Strengthening public–private and cross-cultural partnerships is central to building resilient, inclusive, and future-ready societies. By fostering collaboration across sectors, cultures, and continents, the GCLC 2026 conference aims to shape a new paradigm of global development grounded in shared responsibility and collective progress.

GCLC

Past Conference Speakers

Mr Ayodele Ajile

Representative of Africa Centre in Manitoba. Entrepreneurial Engagement Manager. A special presentation on the Africa development centre and its work in economics and social development. He talked about the need for more people of African descent becoming entrepreneurs

Dr. Miriam Sekandi

A multi-passionate author, educator and speaker. With over 50 keynote speeches, Dr. Sekandi brought  in a wealth of experience from Canada to inspire and inform attendees.

Mr. Badru Sserwadda

Re-known Social Worker and former University Lecturer.

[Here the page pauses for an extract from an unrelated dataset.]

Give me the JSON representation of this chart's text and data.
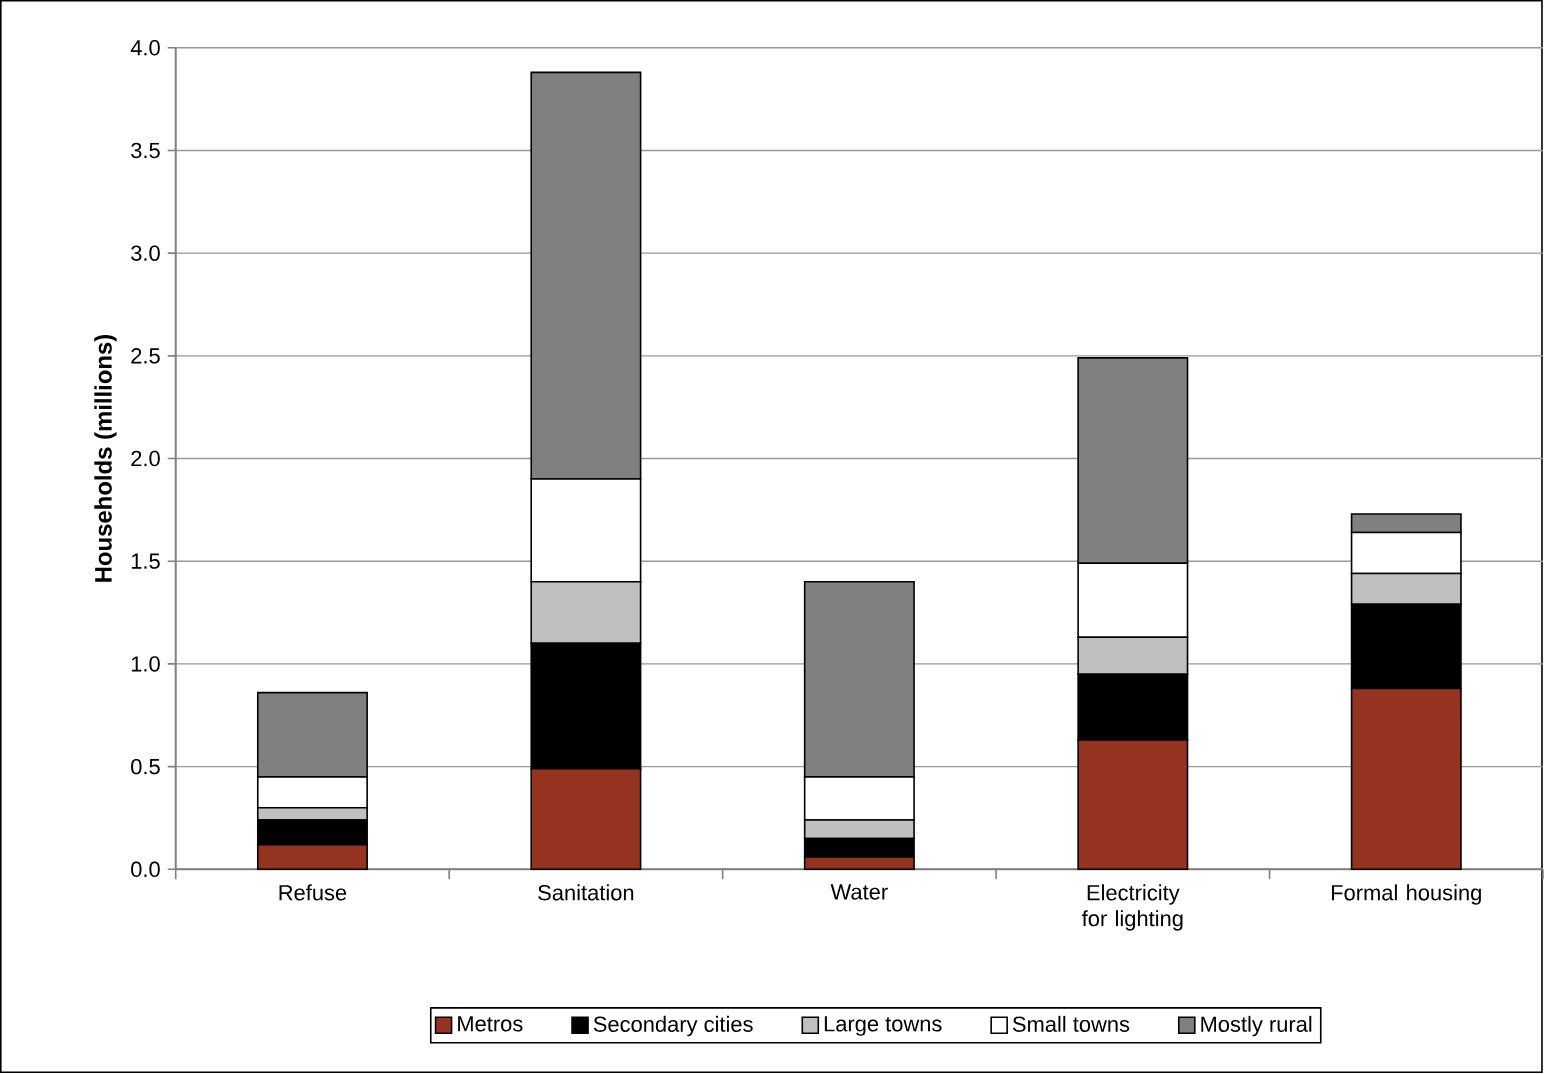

Representative of the leadership of African students at the University of Winnipeg talked about the need for students to embrace global economic movements.

Senior citizen shared her success story of sponsoring Borehole water projects in the district of Tororo in Uganda. The many boreholes they built increased access to clean water in that community and this made it easier for more girls to remain in school and they were able complete their secondary education. Some girls had to walk so many kilometres to fetch water for home use before that water project and this contributed to so many girls dropping out of schools.